No começo dos anos 60, Ana Vieira muda-se para Lisboa para frequentar a Escola de Belas-Artes. Formar-se-ia em 65, tendo entretanto conhecido aquele que seria o seu marido, o pintor Eduardo Nery. Era mãe de Paula Nery e do arquitecto Miguel Nery.

Pouco tempo depois começa também a expor, primeiro colectivamente e, a partir de 68, individualmente em galerias e museus.
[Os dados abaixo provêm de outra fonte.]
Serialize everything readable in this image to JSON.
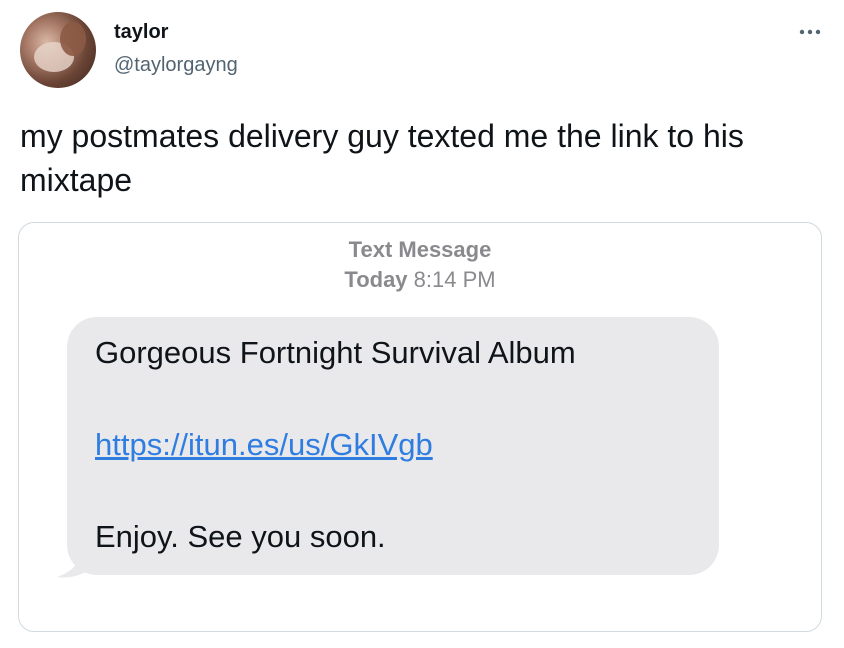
{
  "tweet": {
    "display_name": "taylor",
    "handle": "@taylorgayng",
    "text": "my postmates delivery guy texted me the link to his mixtape",
    "more_icon": "more-horizontal-icon"
  },
  "message_screenshot": {
    "service": "Text Message",
    "day": "Today",
    "time": "8:14 PM",
    "lines": [
      "Gorgeous Fortnight Survival Album",
      "https://itun.es/us/GkIVgb",
      "Enjoy. See you soon."
    ]
  },
  "colors": {
    "bubble": "#e9e9eb",
    "link": "#2f7de1",
    "secondary_text": "#536471",
    "header_text": "#8a8a8e"
  }
}
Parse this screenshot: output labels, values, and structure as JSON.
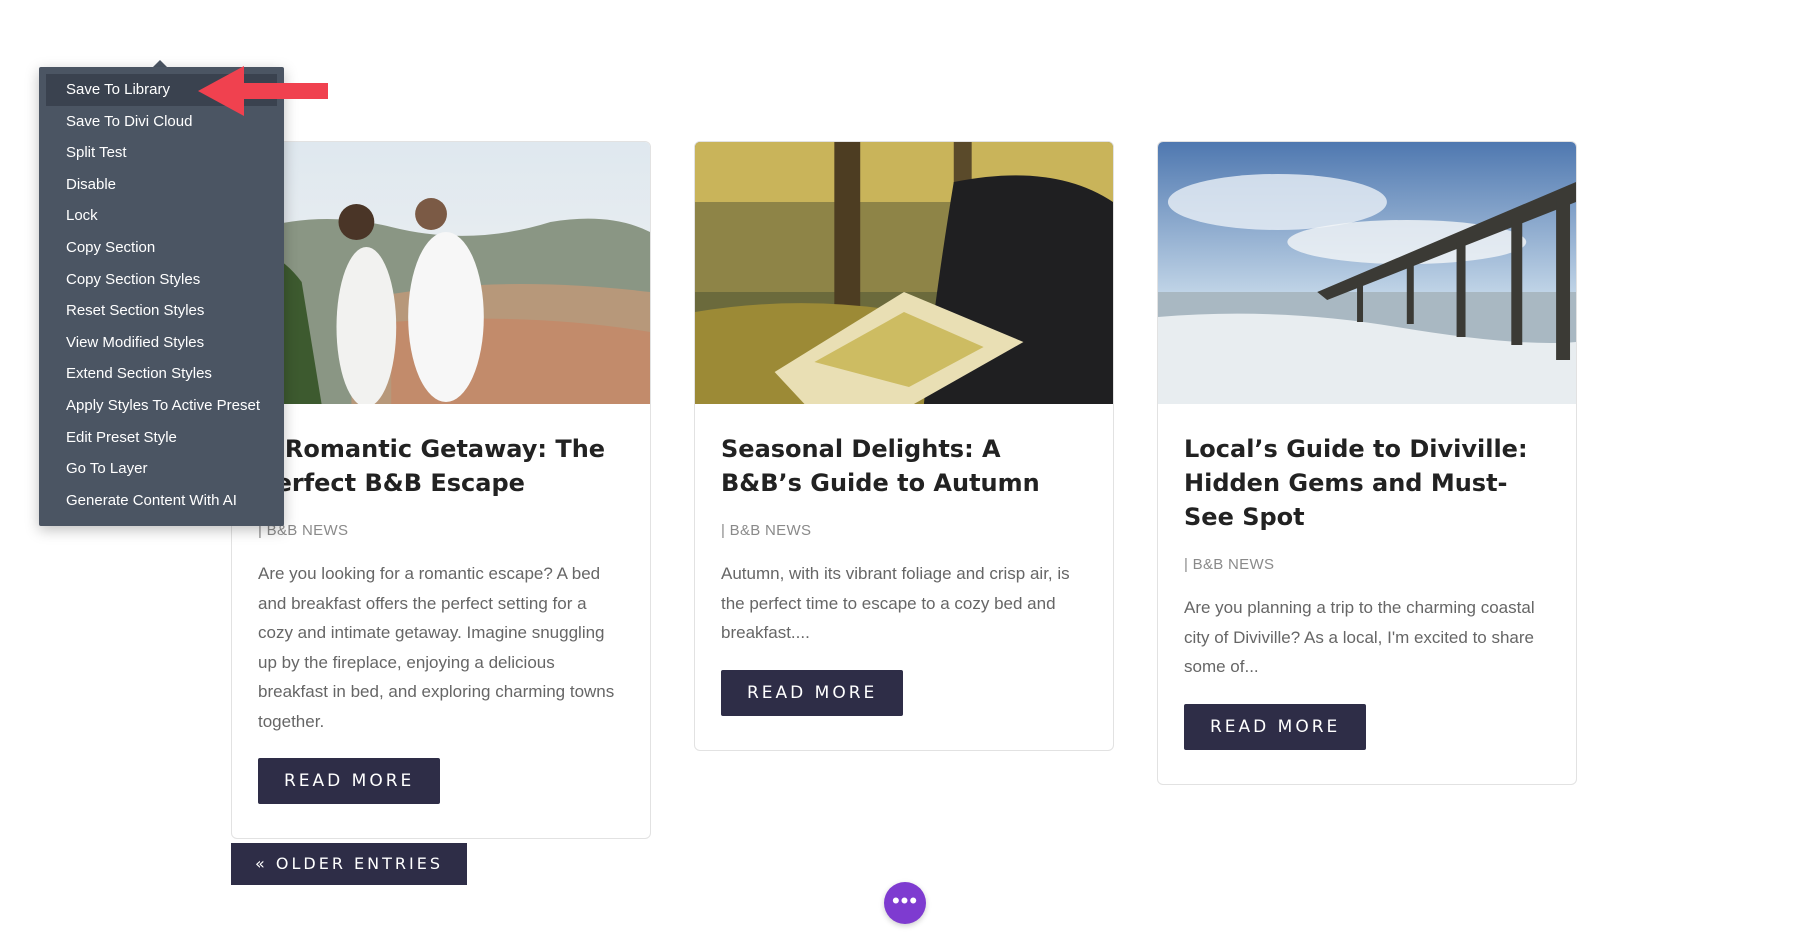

Na Quadrante, na Quadrum, em diferentes instituições açorianas, na Gulbenkian e no CAPC de Coimbra, antes de uma internacionalização que tardou a vir, apresentou obras e projectos que tinham em comum a recusa da facilidade comercial. Logo nos anos 70 criou, por exemplo, os Ambientes, entre os quais uma Sala de Jantar pertencente hoje ao Museu Gulbenkian.

Tratava-se de dispositivos formados por cortinas e véus onde se vislumbravam silhuetas de objectos característicos do espaço doméstico e feminino – mesas, cadeiras, armários –, sem que, contudo, o visitante pudesse penetrar nesse espaço. Muitas das peças de Ana Vieira situavam-se nesta fronteira entre o que é acessível e visível e o que não é. Para além dos Ambientes, a grande antológica da Gulbenkian mostrou também corredores, salas escurecidas e lugares com palavras escritas apenas legíveis graças a um tipo de iluminação especial. Estas últimas, de uma radicalidade pouco comum, obrigavam o visitante a um exercício de voyeurismo que replicava a própria experiência do objecto de arte.